Quante volte avremmo voluto rapidamente immortalare per sempre nella nostra mente un concetto matematico per l’imminente interrogazione di matematica, o tutte le date del libro di storia in vista del compito in classe. Ebbene, da oggi è possibile scattare un’istantanea utltra-precisa di un pensiero, invece che nell’arco di ore o giorni come con le tecniche tradizionali, è realtà. Una nuova tecnica di laboratorio che consente di “taggare” i neuroni in attività. Uno studio che imprimerà una forte accelerazione alla ricerca nel campo delle neuroscienze, e che di recente è stato pubblicato su “Nature Biotechnology” dai ricercatori del Massachusetts Institute of Technology (Mit), in collaborazione con la Stanford University.
“Flare”
Come riporta l’Ansa, il nuovo sistema di “etichettatura” dei neuroni, battezzato col nome di “Flare”, si basa su un interruttore genetico che si accende quando la cellula nervosa si attiva generando un flusso di ioni calcio al suo interno: il tutto funziona se il neurone viene contemporaneamente illuminato da un raggio di luce blu. In questo caso l’interruttore genetico si accende e va ad attivare un altro gene che produce una proteina fluorescente, oppure altre molecole in grado di evidenziare il neurone. “Un pensiero o una funzione cognitiva in genere durano 30 secondi o un minuto: questo è il range che vorremmo catturare”, spiega la ricercatrice Kay Tye, del Mit.

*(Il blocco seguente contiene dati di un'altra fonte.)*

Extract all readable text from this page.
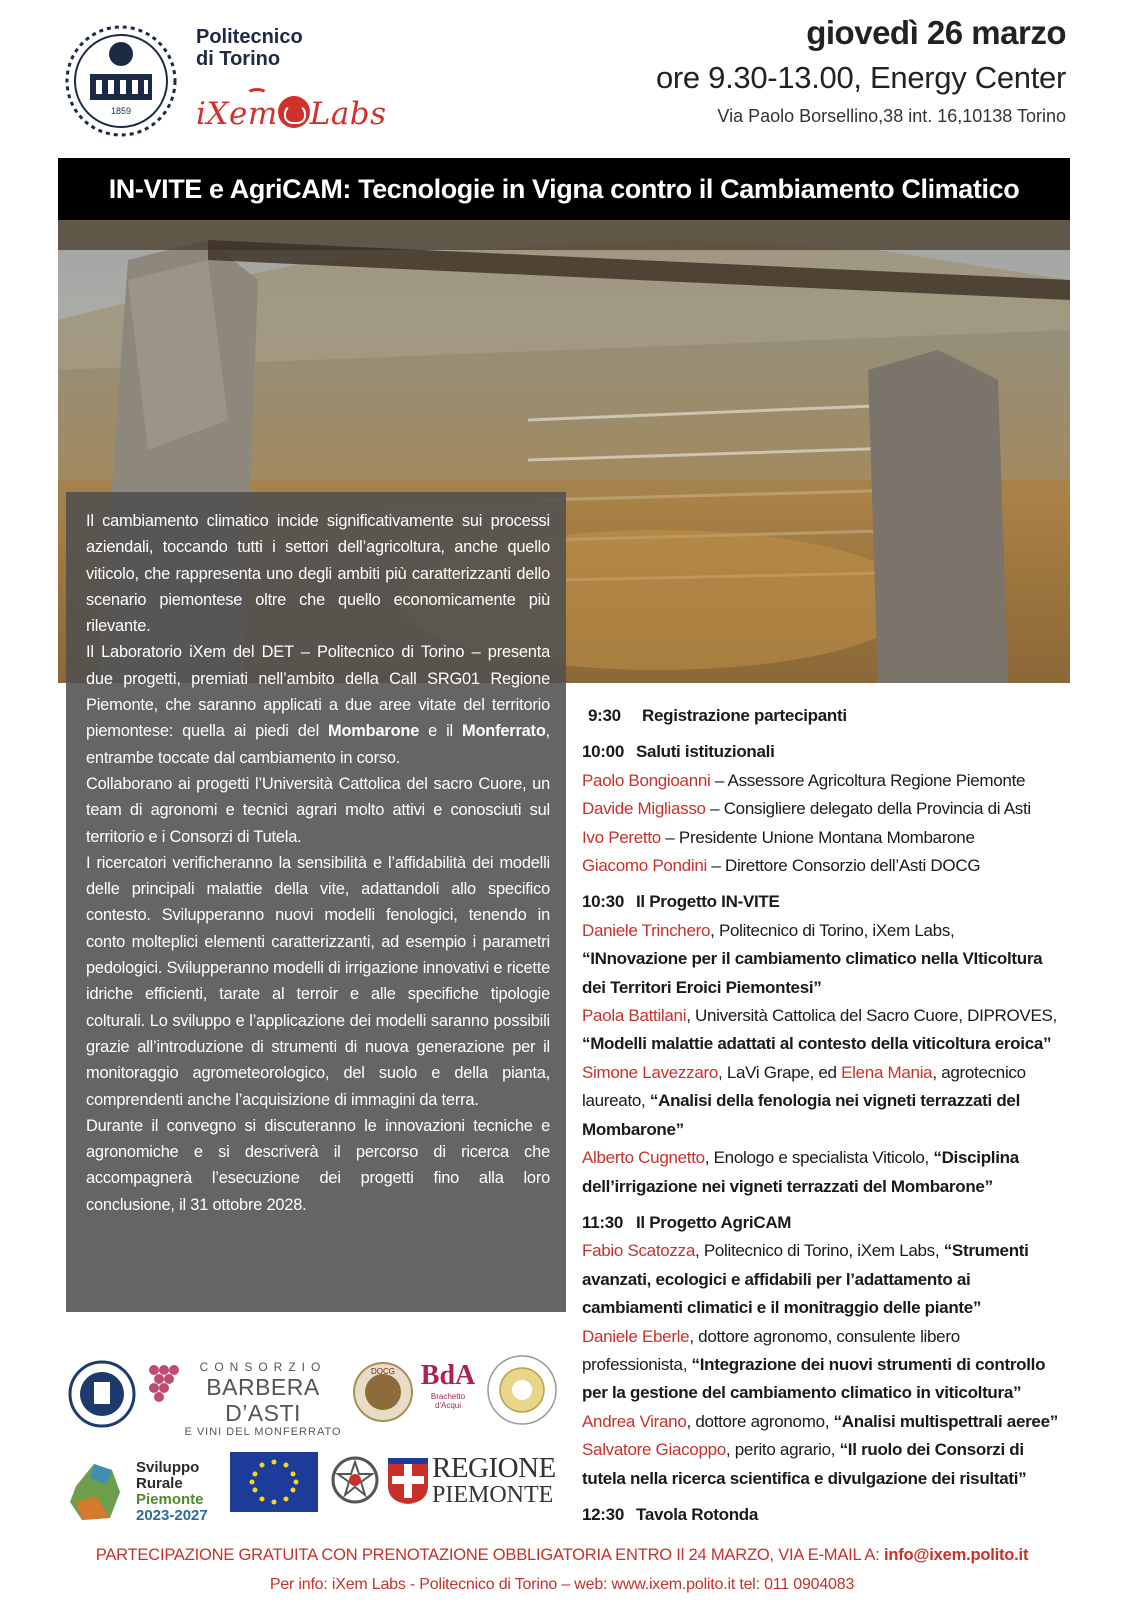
1859
Politecnico
di Torino
iXem Labs
giovedì 26 marzo
ore 9.30-13.00, Energy Center
Via Paolo Borsellino,38 int. 16,10138 Torino
IN-VITE e AgriCAM: Tecnologie in Vigna contro il Cambiamento Climatico

Il cambiamento climatico incide significativamente sui processi aziendali, toccando tutti i settori dell’agricoltura, anche quello viticolo, che rappresenta uno degli ambiti più caratterizzanti dello scenario piemontese oltre che quello economicamente più rilevante.

Il Laboratorio iXem del DET – Politecnico di Torino – presenta due progetti, premiati nell’ambito della Call SRG01 Regione Piemonte, che saranno applicati a due aree vitate del territorio piemontese: quella ai piedi del Mombarone e il Monferrato, entrambe toccate dal cambiamento in corso.

Collaborano ai progetti l’Università Cattolica del sacro Cuore, un team di agronomi e tecnici agrari molto attivi e conosciuti sul territorio e i Consorzi di Tutela.

I ricercatori verificheranno la sensibilità e l’affidabilità dei modelli delle principali malattie della vite, adattandoli allo specifico contesto. Svilupperanno nuovi modelli fenologici, tenendo in conto molteplici elementi caratterizzanti, ad esempio i parametri pedologici. Svilupperanno modelli di irrigazione innovativi e ricette idriche efficienti, tarate al terroir e alle specifiche tipologie colturali. Lo sviluppo e l’applicazione dei modelli saranno possibili grazie all’introduzione di strumenti di nuova generazione per il monitoraggio agrometeorologico, del suolo e della pianta, comprendenti anche l’acquisizione di immagini da terra.

Durante il convegno si discuteranno le innovazioni tecniche e agronomiche e si descriverà il percorso di ricerca che accompagnerà l’esecuzione dei progetti fino alla loro conclusione, il 31 ottobre 2028.

9:30 Registrazione partecipanti
10:00 Saluti istituzionali
Paolo Bongioanni – Assessore Agricoltura Regione Piemonte
Davide Migliasso – Consigliere delegato della Provincia di Asti
Ivo Peretto – Presidente Unione Montana Mombarone
Giacomo Pondini – Direttore Consorzio dell’Asti DOCG
10:30 Il Progetto IN-VITE
Daniele Trinchero, Politecnico di Torino, iXem Labs,
“INnovazione per il cambiamento climatico nella VIticoltura dei Territori Eroici Piemontesi”
Paola Battilani, Università Cattolica del Sacro Cuore, DIPROVES,
“Modelli malattie adattati al contesto della viticoltura eroica”
Simone Lavezzaro, LaVi Grape, ed Elena Mania, agrotecnico laureato, “Analisi della fenologia nei vigneti terrazzati del Mombarone”
Alberto Cugnetto, Enologo e specialista Viticolo, “Disciplina dell’irrigazione nei vigneti terrazzati del Mombarone”
11:30 Il Progetto AgriCAM
Fabio Scatozza, Politecnico di Torino, iXem Labs, “Strumenti avanzati, ecologici e affidabili per l’adattamento ai cambiamenti climatici e il monitraggio delle piante”
Daniele Eberle, dottore agronomo, consulente libero professionista, “Integrazione dei nuovi strumenti di controllo per la gestione del cambiamento climatico in viticoltura”
Andrea Virano, dottore agronomo, “Analisi multispettrali aeree”
Salvatore Giacoppo, perito agrario, “Il ruolo dei Consorzi di tutela nella ricerca scientifica e divulgazione dei risultati”
12:30 Tavola Rotonda
CONSORZIO
BARBERA D’ASTI
E VINI DEL MONFERRATO
DOCG BdA
Brachetto d'Acqui
Sviluppo
Rurale
Piemonte
2023-2027
REGIONE
PIEMONTE
PARTECIPAZIONE GRATUITA CON PRENOTAZIONE OBBLIGATORIA ENTRO Il 24 MARZO, VIA E-MAIL A: info@ixem.polito.it
Per info: iXem Labs - Politecnico di Torino – web: www.ixem.polito.it tel: 011 0904083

In questo studio, i ricercatori hanno dimostrato che la tecnica riesce ad accendere una proteina rossa fluorescente per evidenziare i neuroni della corteccia motoria che si attivano nei topi che corrono sul tapis roulant. Lo stesso approccio potrebbe essere usato per etichettare le cellule nervose con nuove proteine chiamate Dreadds, che permettono il controllo dei neuroni tramite farmaci, oppure usando proteine sensibili alla luce, in modo da rendere i neuroni “telecomandabili” con un raggio luminoso attraverso la tecnica dell’optogenetica.
Gli sviluppi
La tecnica “Flare” potrebbe diventare utile non solo agli scolari, ma anche, e soprattutto, per studiare e curare malattie, come ad esempio l’Alzheimer. Questa tecnica di immortalare i pensieri, infatti, potrebbe permettere di individuare i neuroni malati in modo da non intaccare quelli sani, aggiungendo così un altro tassello alla ricerca.